Dans cette logique et au-delà d’une histoire tordue et survoltée, où les personnages obéissent à leurs pulsions et non à leur morale, Un dernier ballon pour la route soulève des réalités bien plus sombres qui touchent notre société : le racisme, les chagrins d’amour, le deuil, la déchéance, l’échec, etc. Au fond, Freddie n’a rien pour lui : son meilleur ami lui a volé la femme de sa vie, Marilou, les hippies-apaches ont tué sa mère lorsqu’il était encore jeune et son père s’est suicidé d’une balle dans la tête. Il ne fait qu’écumer les bars et vit sans le sou.
Plus encore, la misère sociale qui imprègne les pages de ce roman est puissante et dénonce une forme de lutte des classes, entre les paysans et les Larochelière, une riche famille héritière qui règne sur le village et qui, jouissant de ses prérogatives, impose son autorité.
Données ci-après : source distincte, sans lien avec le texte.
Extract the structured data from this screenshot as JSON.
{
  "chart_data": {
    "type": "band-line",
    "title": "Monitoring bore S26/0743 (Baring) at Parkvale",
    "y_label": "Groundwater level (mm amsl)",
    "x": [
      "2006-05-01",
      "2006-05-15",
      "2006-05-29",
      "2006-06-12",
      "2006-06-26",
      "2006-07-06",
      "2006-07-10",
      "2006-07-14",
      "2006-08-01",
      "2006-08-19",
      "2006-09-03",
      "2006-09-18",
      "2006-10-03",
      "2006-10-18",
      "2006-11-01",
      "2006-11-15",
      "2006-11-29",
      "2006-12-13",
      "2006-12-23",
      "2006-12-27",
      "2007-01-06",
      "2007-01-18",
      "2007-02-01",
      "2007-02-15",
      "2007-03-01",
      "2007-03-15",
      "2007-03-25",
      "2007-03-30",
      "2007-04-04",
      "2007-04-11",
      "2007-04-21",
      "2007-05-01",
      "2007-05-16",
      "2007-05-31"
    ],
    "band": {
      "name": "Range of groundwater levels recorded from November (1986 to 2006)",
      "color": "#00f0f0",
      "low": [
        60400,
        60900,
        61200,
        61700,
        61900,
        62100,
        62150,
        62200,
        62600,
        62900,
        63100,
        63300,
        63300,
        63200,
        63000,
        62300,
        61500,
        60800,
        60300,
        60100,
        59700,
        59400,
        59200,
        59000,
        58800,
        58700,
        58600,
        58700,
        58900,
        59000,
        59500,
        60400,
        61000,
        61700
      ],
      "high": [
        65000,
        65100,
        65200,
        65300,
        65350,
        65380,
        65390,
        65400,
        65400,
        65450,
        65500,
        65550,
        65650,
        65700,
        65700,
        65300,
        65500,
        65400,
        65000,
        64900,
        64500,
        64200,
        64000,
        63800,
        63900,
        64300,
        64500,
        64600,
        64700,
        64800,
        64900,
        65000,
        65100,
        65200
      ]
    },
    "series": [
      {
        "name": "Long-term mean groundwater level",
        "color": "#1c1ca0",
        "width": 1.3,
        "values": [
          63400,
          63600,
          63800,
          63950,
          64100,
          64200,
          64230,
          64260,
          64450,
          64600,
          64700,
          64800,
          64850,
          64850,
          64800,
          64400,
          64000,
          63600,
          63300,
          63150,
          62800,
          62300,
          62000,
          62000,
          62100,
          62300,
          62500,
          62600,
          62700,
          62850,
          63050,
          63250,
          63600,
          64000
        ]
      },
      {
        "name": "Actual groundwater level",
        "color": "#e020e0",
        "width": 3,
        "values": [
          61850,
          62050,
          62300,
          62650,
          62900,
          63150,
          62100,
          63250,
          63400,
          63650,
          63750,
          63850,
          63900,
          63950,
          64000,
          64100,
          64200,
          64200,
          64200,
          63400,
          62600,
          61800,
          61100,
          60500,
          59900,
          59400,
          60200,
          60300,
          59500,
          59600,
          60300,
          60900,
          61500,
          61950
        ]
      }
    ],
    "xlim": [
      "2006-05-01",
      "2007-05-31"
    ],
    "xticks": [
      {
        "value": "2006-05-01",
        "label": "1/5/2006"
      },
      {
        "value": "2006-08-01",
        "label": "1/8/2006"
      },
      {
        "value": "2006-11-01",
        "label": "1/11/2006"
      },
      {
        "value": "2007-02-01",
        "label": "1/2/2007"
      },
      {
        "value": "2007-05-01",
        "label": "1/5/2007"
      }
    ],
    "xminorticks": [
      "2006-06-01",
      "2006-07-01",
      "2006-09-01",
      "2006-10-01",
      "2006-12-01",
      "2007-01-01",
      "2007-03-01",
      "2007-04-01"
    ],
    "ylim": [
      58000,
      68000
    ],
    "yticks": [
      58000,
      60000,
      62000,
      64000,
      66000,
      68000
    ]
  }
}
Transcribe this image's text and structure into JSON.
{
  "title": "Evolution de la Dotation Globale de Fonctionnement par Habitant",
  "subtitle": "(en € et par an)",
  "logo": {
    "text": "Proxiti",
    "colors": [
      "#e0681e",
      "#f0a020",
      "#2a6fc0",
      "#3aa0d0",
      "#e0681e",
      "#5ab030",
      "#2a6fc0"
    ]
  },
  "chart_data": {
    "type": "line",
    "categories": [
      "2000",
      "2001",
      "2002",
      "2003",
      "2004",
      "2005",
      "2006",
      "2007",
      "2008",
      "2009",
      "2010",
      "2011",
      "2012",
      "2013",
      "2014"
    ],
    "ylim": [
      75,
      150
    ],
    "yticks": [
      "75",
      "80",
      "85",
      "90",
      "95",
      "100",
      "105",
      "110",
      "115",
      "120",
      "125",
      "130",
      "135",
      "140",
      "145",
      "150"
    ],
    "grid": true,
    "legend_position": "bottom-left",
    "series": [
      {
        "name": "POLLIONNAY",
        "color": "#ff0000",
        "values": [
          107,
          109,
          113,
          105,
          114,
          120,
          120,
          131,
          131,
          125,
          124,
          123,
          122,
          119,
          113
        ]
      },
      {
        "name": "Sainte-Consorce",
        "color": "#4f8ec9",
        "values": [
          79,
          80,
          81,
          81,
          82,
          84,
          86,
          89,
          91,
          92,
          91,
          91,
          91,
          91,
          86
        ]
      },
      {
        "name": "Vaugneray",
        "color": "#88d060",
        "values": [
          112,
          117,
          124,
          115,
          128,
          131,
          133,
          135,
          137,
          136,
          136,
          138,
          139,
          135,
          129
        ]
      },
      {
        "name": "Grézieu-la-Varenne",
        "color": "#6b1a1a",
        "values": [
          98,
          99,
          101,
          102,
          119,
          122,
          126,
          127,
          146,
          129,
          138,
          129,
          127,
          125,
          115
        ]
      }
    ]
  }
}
Une critique généralisée de la société de consommation est aussi présente.
« Des bonbons et du pinard, que j’ai répété en traversant un passage clouté qui reliait deux immenses parkings remplis de dizaines de voitures, que dis-je, de milliers de voitures, de tant de voitures que l’œil d’un être humain n’aurait pas suffi pour déceler les limites de ces parkings, loin là-bas dans l’horizon floué par la chaleur et le gaz carbonique. »
Un dernier verre pour la route ?
Enfin, le titre du roman fonctionne à l’instar d’un fil conducteur et se retrouve à plusieurs reprises dans les pages du livre. « Un dernier ballon pour la route » signifie « un dernier verre pour la route », phrase fétiche de notre duo d’amis alcoolisés, qui, avant de se remettre à leur enquête, se commandent un dernier verre.
Déjanté, zinzin, loufoque, les adjectifs farfelus ne me manquent pas pour qualifier ce roman qui, derrière tout ce cynisme et cet humour noir, n’est qu’une belle manière de nous rappeler combien l’espèce humaine est complexe et touchante, malgré les vices et les mauvaises pensées auxquelles elle peut prétendre. Freddie et Didier en sont la preuve : ils feront de leur mieux – même si la fin ne justifie pas les moyens – pour faire éclater la vérité. À coup de lance-flammes, de mitraillettes, de fusils MAS 39 et de lance fusée antichar, certes, mais justice est faite.